Friday, May 02, 2008

This is a local election for local people

I won’t try a proper political post-mortem, particularly as the corpses are still dropping (and some unexpectedly rising from the grave), but here are a few extremely idle thoughts on my local experience:

  • I’d forgotten how much I love counts. Even though people’s hopes and dreams are competing to avoid destruction, it’s all very good-natured. Election days generally seems to be the best way of making political opponents get on well. And there really is something mesmerising about watching ballot papers being counted into piles by someone who’s really good at it.

  • Although it does seem to take for-bloody-ever to get from a fully counted set of ballots to the announcement of a result.

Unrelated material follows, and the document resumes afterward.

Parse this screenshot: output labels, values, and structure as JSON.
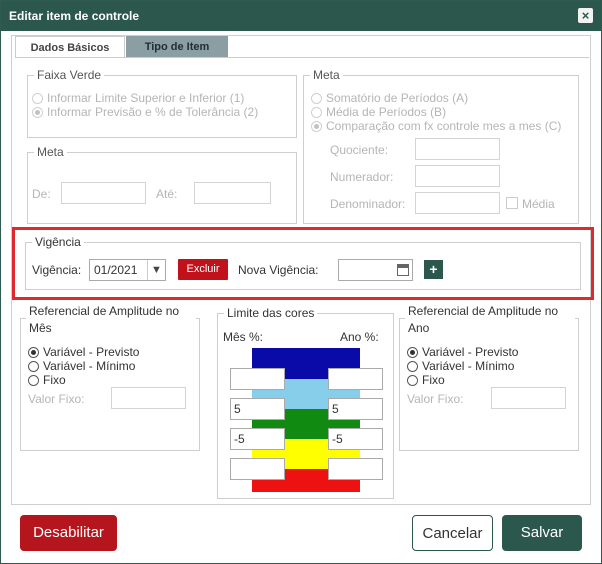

  • A lot of Tories are lovely people. I mean, obviously they’re evil, but they’re quite nice with it. Especially the ones that know full well they’re not even coming anywhere near second place – although that generalises across parties. I like the mindset that takes futility and turns it into a sanguine cheerfulness.

  • The Lib Dems have a fair bit of talent. I mean that not in the highbrow political analysis way, but rather in the crude, slack-jawed, objectifying way. Sorry. Doubtless they’re lovely people too, and with fine ideas on transport policy.

  • Respect activists, or Left List or Listing Leftovers or whatever the faction that does and/or doesn’t have Galloway in it, are a bit odd. When one of their candidates mutters that the proceedings of a local election are a “charade” and another talks about “all three parties”, you have to wonder what they’re in it for.

  • Personal votes don’t accrue automatically: in the ward where my parents were standing, there was a City Council election and a County Council byelection. The City seat was being defended by a Lib Dem who’d held it for ten years; the County seat was being contested by a Lib Dem who hadn’t lived in the area long and had never stood for election before. The Libs both won (my folks were both pretty good seconds), but the stalwart got just ten votes more than the neophyte. One personal vote per year of service – just enough to fill a nomination form. Conversely, in another ward, the city’s first ever Green won by sheer dogged personal effort put in over years.

  • Democracy is a wonderful thing, both in theory and in practice. Reams have been written about how it develops and the conditions needed for it to survive, but I think it boils down to one thing: the willingness on all sides to be a good loser. Isn’t that right, Bob?